Monday, June 18, 2012

Search and Recovery dives

Been a slow couple of days in Utila. Taken the last couple days off from diving and just chilled a bit, healing from by bug bites along the way. Most of the other DiveMaster trainees have completed their course and went back to Denmark and one back to San Franciso. Ben from the UK and myself are all that's currently left. We partner well together though, so I don't mind. We did the search and recovery phase over a couple of dives on Saturday. The first was a semi-deep dive to around 110 feet near the "Hailiburton" wreck. The Haliburton was a large cargo trawler ship which is pretty much completely intact and I always like to dive it. After Ben and I finished some compass work on the bottom and Kevin our instructor gaves us the "good job" signal, we all did a little dive tour of the wreck. We glided into the large cargo bay like three ghosts checking out a potential new haunting ground. As I had mentioned on Facebook....over time, so many divers have entered the hold that all of the exhaust bubbles have gathered on the underside of the roof of the area causing trapped air pockets.

Haliburton

Being able to literally place the majority of my head into this air space, pop my Reg out of my mouth and breathe while looking around is a pretty awesome experience! It's something you have seen countless times in adventure type movies but very few people will ever experience. It's moments like those that started my love affair with diving as a little boy and diving in general is full of those moments and never disappoints. After we finished touring the wreck and had some surface interval time we did a shallower dive at Ron's wreck.

Ron's Wreck

This wreck site is home to a much smaller vessel but still wonderful to investigate. The main purpose for our being there though was to continue our search and recovery training and the dive site also is home to a sandy oat bottom about the size of a football field. The field is bordered along its sides by reefs and is the perfect place for Kevin to "lose" and object ....on purpose. The point to the exercise is for Ben and I to locate the object (a weight belt) using a compass to do a specific search pattern along the bottom. After several legs of the search grid we found the weights and connected them to a lift bag.

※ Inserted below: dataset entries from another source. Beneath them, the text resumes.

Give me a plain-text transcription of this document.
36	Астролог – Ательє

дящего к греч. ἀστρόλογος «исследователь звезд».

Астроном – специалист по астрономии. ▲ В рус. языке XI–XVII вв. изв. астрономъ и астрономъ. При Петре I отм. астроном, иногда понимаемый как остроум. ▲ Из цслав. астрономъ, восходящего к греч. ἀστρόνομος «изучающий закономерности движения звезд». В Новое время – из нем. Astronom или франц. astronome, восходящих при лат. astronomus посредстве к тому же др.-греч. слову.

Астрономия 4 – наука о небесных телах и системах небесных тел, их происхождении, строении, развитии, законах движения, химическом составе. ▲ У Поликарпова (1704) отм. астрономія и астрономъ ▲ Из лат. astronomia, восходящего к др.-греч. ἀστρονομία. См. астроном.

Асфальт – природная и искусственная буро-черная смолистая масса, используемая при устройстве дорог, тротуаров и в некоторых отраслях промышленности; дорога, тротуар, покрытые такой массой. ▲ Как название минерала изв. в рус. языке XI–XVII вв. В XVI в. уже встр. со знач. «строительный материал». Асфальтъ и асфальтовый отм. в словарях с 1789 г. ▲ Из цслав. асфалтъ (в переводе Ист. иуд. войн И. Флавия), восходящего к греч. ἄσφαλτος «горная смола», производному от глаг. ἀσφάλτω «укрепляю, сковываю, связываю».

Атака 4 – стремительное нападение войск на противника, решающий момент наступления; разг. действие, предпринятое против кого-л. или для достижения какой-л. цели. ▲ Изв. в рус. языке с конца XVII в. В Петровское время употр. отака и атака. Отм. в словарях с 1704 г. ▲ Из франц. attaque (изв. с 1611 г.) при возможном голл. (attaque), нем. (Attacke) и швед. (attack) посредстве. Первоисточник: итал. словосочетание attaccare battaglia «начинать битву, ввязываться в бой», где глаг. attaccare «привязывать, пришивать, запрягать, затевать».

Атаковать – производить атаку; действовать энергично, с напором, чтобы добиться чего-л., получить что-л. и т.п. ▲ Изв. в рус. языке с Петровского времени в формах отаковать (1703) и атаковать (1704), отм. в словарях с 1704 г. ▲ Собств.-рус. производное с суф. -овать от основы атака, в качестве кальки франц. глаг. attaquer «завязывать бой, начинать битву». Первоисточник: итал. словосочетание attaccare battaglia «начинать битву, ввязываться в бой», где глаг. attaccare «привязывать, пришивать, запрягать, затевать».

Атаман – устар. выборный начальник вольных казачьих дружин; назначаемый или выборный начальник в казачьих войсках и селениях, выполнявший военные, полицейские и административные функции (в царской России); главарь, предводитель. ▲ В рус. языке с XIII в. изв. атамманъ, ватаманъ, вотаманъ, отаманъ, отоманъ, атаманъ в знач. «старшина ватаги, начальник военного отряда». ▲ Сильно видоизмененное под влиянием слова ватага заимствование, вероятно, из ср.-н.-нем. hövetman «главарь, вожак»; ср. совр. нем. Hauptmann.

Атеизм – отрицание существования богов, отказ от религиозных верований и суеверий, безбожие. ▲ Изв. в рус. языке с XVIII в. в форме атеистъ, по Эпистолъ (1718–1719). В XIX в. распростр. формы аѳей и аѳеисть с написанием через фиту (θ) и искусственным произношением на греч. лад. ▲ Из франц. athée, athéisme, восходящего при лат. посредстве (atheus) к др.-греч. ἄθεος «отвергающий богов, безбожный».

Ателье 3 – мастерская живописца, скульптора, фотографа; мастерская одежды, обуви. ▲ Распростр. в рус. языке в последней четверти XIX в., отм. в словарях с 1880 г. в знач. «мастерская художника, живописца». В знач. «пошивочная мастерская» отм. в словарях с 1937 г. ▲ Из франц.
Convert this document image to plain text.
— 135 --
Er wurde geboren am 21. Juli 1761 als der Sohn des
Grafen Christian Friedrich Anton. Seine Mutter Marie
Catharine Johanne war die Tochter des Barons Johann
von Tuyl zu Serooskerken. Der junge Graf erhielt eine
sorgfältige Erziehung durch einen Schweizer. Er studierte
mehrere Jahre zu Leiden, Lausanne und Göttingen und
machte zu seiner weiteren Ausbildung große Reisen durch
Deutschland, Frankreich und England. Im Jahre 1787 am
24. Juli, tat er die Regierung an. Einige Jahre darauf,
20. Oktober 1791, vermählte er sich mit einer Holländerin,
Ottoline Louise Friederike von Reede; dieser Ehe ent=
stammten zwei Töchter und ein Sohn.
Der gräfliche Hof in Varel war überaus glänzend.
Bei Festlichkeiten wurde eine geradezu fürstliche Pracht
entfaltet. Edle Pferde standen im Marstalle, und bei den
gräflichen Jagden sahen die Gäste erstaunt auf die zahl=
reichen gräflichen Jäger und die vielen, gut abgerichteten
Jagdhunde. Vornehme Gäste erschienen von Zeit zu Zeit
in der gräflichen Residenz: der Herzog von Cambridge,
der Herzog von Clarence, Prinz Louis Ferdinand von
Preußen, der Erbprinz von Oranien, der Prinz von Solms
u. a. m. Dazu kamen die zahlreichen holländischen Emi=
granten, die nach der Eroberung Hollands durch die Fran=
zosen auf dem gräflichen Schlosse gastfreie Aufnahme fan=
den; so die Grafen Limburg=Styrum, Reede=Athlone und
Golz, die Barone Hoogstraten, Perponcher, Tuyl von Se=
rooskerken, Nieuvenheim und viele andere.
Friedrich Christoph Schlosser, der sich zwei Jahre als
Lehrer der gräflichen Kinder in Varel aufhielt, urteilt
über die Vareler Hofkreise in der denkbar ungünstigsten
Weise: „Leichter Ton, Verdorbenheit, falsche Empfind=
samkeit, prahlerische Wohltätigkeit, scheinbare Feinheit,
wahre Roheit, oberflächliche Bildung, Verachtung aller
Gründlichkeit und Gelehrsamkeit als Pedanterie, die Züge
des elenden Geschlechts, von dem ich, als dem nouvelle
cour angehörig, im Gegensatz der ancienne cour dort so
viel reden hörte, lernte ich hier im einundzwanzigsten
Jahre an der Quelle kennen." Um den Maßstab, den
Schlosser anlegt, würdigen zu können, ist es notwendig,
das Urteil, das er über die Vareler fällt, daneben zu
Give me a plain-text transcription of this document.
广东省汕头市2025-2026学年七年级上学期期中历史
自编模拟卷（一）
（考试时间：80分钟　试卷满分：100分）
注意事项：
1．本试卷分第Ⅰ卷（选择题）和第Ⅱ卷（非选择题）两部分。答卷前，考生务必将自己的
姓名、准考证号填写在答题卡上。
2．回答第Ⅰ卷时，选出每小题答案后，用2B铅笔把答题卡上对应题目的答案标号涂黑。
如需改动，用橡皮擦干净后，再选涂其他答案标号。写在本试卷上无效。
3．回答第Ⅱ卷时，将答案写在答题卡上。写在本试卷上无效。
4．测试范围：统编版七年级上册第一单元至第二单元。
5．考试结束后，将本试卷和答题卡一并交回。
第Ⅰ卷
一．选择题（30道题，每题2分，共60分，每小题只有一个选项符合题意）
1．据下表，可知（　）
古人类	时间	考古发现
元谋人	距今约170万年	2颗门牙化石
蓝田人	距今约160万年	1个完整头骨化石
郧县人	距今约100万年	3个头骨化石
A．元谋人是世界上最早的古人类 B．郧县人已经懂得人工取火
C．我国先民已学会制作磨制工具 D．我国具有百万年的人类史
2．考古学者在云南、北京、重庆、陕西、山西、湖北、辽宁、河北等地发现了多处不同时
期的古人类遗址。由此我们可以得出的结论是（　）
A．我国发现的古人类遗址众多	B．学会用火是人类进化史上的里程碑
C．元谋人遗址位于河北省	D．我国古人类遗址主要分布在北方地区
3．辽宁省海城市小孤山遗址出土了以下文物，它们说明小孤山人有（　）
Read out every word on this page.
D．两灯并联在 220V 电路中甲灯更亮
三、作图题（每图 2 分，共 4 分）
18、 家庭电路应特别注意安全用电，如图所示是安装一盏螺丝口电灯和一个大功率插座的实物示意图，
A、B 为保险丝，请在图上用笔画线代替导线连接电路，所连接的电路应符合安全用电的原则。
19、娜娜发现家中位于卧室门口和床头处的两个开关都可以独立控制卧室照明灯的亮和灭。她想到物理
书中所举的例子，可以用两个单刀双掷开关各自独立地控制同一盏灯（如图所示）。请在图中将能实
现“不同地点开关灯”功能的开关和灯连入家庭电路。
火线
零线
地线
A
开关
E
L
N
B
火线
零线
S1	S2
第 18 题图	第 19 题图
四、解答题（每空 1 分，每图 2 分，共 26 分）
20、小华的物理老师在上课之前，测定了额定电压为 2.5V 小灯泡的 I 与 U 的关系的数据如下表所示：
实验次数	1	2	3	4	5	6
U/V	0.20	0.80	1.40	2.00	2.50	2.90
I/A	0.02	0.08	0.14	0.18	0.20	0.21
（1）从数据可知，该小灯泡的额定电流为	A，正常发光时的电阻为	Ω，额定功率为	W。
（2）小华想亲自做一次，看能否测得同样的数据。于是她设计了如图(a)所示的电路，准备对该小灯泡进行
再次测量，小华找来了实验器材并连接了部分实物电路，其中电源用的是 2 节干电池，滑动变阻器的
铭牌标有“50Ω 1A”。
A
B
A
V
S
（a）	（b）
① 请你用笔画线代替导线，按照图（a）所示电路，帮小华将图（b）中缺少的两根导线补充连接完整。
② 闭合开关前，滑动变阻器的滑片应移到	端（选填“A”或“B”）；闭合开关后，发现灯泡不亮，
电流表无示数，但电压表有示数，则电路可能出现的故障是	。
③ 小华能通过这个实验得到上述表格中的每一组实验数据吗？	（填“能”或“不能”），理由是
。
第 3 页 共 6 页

Applying a little air from my second regulator gives the bag enough lift to be neutrally buoyant and easy to ascend with. Of course as you slowly ascend...air expands which makes the lift bag want to race for the surface, so you have to anticipate and release some air as you go up. Sound simple but this particular lift bag only seemed to want to release ALL it's air when prompted. LOL this isn't fun because now your holding on to about a cinderblocks worth of extra weight which of course only knows one direction to go and that's down. So I quickly figured out that by keeping the opening near my regulator I could reinflate the bag by using only the exhaust bubbles from my normal breathing and not have to frantically try to free my second reg which usually just resulted in an overfill anyway. Overall it was an enlightening experience and I believe Ben and I did very well. I love to fun dive and glide about the reefs and canyons it's a peaceful and magical experience. It's truly a completely different world with its own rules and the fish and life is more likely to investigate you as some new strange looking fish rather then swim away. There is something to actually performing tasks on the bottom however that I enjoy. So if you ever lose a fishing pole or a boat anchor on a lake back home...gimme a call!